Sadia threw a questioning look at him, but Oak just shook his head and waved everyone to follow. He managed ten steps before he lifted a hand and stopped in his tracks. A low, rhythmic groaning sounded from up ahead, at the edge of his hearing. Once more, the Ears of Amdusias proved their worth.

"Noises ahead. Watch your steps," Oak whispered and sneaked onwards, every hair on his arms standing on end. Something about that noise set his teeth on edge. The miasma grew thicker and visibility worsened by the moment. No amount of kind words could ever hope to provide the comfort he felt at the weight of his falchion, resting on the palms of his hands.

Good steel was to resolve what a cold beer was to an enjoyable evening. Not strictly necessary, but it sure helped.

The unsettling sounds came from a small ramshackle house, made of whatever pieces of shitty wood the builders had on hand, wedged between two similar hovels in an even deeper state of disrepair.

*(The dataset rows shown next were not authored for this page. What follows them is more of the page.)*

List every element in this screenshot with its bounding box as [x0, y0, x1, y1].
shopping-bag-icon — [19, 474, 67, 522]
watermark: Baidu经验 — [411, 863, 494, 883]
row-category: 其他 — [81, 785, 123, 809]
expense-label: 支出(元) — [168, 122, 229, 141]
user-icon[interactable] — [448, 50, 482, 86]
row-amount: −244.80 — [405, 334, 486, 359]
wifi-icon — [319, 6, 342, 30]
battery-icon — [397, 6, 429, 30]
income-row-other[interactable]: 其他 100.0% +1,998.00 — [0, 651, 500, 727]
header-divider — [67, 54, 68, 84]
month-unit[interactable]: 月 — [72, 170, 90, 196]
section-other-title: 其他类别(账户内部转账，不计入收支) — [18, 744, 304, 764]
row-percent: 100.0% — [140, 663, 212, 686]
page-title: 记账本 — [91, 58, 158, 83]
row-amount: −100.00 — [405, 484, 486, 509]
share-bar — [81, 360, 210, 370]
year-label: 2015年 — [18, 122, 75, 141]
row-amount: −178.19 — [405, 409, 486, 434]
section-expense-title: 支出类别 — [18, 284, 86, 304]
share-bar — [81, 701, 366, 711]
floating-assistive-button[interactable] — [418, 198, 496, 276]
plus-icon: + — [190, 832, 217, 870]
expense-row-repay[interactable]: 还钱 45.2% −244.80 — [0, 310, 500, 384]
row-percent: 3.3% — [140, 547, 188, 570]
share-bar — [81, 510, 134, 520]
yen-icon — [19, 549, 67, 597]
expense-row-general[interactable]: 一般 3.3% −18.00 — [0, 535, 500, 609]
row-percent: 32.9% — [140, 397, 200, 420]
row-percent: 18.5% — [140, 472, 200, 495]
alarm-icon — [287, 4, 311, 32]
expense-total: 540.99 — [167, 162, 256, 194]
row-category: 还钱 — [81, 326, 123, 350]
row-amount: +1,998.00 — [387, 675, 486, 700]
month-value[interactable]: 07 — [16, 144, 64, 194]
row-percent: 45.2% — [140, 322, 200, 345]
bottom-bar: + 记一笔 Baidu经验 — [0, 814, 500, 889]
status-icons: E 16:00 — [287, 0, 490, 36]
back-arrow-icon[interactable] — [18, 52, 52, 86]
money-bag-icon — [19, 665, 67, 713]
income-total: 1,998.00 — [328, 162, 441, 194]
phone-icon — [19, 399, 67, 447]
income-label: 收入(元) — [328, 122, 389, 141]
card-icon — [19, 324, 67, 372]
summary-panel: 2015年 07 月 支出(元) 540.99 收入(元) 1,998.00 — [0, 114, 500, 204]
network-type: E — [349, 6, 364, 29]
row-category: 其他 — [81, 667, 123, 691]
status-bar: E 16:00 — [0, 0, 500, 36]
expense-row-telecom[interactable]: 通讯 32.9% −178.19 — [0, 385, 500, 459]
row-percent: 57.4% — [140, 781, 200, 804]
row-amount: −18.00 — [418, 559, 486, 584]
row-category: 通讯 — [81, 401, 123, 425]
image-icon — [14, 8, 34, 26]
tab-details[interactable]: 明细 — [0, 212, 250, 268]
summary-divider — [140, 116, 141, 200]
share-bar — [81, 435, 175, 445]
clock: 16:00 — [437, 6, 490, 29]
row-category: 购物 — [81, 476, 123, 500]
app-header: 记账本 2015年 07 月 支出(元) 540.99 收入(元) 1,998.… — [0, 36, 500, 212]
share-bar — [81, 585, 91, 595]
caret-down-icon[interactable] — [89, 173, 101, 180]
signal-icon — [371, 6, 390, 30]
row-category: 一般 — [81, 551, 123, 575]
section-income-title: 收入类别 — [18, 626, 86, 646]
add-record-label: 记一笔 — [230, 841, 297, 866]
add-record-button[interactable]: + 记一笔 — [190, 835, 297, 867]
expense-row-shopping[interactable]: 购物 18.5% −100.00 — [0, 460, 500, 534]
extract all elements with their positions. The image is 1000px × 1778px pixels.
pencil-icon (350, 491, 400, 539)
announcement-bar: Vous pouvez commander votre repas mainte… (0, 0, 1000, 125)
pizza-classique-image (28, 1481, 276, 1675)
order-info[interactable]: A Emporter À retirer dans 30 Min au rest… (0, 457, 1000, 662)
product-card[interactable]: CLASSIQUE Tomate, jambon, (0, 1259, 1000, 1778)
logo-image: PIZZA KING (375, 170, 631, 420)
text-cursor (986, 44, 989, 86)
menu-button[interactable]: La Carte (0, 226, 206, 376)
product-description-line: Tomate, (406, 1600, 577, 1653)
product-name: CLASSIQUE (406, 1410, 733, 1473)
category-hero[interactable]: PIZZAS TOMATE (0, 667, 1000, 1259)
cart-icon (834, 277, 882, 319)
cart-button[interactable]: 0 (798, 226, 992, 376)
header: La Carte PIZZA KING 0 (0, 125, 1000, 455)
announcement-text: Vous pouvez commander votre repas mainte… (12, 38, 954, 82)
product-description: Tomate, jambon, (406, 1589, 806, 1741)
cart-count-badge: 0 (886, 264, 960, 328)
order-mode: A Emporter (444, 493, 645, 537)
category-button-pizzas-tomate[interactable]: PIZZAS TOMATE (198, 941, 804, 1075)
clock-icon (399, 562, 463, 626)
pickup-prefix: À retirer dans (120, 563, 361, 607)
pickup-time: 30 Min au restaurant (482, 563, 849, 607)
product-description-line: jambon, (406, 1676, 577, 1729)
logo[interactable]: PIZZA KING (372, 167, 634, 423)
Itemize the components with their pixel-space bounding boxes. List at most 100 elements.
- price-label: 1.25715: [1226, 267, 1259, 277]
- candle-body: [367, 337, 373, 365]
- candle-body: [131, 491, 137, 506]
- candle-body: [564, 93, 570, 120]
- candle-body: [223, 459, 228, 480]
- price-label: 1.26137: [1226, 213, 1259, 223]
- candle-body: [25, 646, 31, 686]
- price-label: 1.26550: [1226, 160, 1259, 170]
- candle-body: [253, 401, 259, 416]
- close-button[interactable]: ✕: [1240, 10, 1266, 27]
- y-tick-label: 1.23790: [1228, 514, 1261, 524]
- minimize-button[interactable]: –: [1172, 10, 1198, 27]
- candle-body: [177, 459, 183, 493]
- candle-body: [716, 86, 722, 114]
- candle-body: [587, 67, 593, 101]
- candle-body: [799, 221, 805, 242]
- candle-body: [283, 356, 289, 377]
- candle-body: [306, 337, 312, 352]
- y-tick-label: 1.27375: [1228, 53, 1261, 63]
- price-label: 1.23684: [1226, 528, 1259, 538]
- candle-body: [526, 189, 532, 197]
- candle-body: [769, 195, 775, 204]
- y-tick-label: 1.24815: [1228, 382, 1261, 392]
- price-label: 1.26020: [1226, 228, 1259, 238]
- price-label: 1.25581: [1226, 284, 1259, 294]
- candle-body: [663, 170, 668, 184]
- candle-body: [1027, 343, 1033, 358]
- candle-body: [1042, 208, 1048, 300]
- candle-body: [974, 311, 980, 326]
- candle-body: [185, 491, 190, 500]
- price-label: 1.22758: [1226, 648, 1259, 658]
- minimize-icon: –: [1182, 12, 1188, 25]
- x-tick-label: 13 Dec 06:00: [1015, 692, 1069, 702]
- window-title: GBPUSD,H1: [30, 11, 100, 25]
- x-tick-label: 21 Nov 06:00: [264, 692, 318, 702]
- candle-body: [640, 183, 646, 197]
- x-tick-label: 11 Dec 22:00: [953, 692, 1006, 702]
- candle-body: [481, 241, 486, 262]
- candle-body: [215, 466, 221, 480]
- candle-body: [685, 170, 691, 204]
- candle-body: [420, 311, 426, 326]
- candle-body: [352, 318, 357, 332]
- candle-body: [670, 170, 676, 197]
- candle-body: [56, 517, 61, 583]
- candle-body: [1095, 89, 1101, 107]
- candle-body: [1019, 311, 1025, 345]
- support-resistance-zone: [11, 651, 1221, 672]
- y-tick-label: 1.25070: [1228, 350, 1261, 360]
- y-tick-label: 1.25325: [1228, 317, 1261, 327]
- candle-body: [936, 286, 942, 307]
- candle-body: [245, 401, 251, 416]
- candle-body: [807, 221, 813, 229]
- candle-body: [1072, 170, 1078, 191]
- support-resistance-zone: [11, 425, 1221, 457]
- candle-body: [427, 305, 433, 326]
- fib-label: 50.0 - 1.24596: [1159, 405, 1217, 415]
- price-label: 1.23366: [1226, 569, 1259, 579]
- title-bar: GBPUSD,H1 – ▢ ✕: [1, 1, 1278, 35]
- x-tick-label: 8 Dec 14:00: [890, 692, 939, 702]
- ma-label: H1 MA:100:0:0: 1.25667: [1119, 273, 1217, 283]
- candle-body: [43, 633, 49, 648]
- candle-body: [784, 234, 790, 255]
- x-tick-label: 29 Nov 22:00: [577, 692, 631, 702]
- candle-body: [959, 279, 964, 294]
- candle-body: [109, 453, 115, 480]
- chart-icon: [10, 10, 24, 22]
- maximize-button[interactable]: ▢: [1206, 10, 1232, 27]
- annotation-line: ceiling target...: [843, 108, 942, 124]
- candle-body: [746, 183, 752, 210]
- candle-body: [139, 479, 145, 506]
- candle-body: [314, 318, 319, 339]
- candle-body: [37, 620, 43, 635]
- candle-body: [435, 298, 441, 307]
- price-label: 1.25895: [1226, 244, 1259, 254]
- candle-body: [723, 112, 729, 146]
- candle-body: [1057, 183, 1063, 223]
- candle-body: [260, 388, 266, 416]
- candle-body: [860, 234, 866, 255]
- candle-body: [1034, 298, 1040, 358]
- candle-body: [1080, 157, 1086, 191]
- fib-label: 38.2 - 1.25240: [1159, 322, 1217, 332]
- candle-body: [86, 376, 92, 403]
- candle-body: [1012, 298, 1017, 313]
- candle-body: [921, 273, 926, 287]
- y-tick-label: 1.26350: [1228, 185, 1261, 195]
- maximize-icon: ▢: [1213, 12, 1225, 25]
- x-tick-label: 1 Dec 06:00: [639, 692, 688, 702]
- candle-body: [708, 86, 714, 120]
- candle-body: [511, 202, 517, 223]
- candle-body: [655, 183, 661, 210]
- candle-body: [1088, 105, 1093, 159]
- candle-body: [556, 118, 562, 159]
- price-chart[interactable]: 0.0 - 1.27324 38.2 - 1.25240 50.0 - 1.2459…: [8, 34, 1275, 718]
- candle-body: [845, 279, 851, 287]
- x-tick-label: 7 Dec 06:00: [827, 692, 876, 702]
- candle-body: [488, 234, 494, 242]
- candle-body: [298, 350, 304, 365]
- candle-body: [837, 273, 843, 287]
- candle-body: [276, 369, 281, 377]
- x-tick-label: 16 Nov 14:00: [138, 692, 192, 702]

The three buildings looked like they were held up by mold, spit, and desperate prayers. If the nails keeping the planks in place had more metal than rust left in them, Oak would eat his boots.

He wasn't sure what lived inside the walls, but it was a certainty that something did. Most likely multiple different somethings. Hells, there could be a turf war going on right now between cockroaches and rats inside those drooping walls, and it couldn't possibly make the place any less inviting than it already was.

With exaggerated care, Oak sneaked up to the door of the ramshackle house and pressed his ear to the door. The rest of his companions stared at him as he listened, the air growing thick with tension while they waited for his verdict.

Soundwaves bounced to him like stones skipping across a pond, and the Ears of Ashmedai painted a hazy picture inside Oak's mind. It made little sense to him. The inside of the home was bare, furnished only by a table, three chairs, and maybe some shelves on the rotting walls.

Instead of one voice, there were two, groaning and wailing in a mixture of sorrow, hurt, and sickening ecstasy. Both voices came from a bed, pushed in the far corner of the home. On that bed was a moving, writhing tangle of something.

Oak's boon could not give him a more accurate picture. Already regretting his actions, but seeing no other choice, he took a deep breath and pulled the door open. Before his courage could fail him, he poked his head through the door.

Broken children's toys, wet dust, and shattered pottery coated the floorboards. There were no decorations. Not even a single carpet. A lonely doll made of sticks and straw leaned against a table leg, staring back at him with its one remaining eye. On the doll's lap lay a toy-sword made of wood, snapped in half. Oak lifted his gaze. The sight of tangled limbs, greenish-black in color, sticking out from under a ratty, moving blanket froze him on the spot. Feet ravaged with gangrene twitched back and forth as the ruined souls under the frayed piece of cloth rutted away, spoiled flesh slapping against spoiled flesh.

Then the smell of feces, rotting blood, and other bodily fluids better left unmentioned slapped Oak in the face and he stumbled away from the door, swallowing down bile and holding onto his nose. Geezer caught a whiff of the odor emerging from the open doorway and dashed between Sadia's legs, ears so flat against his head it looked like he didn't have any.

Ashmedai, give me strength. I need to burn this entire den of filth to the ground.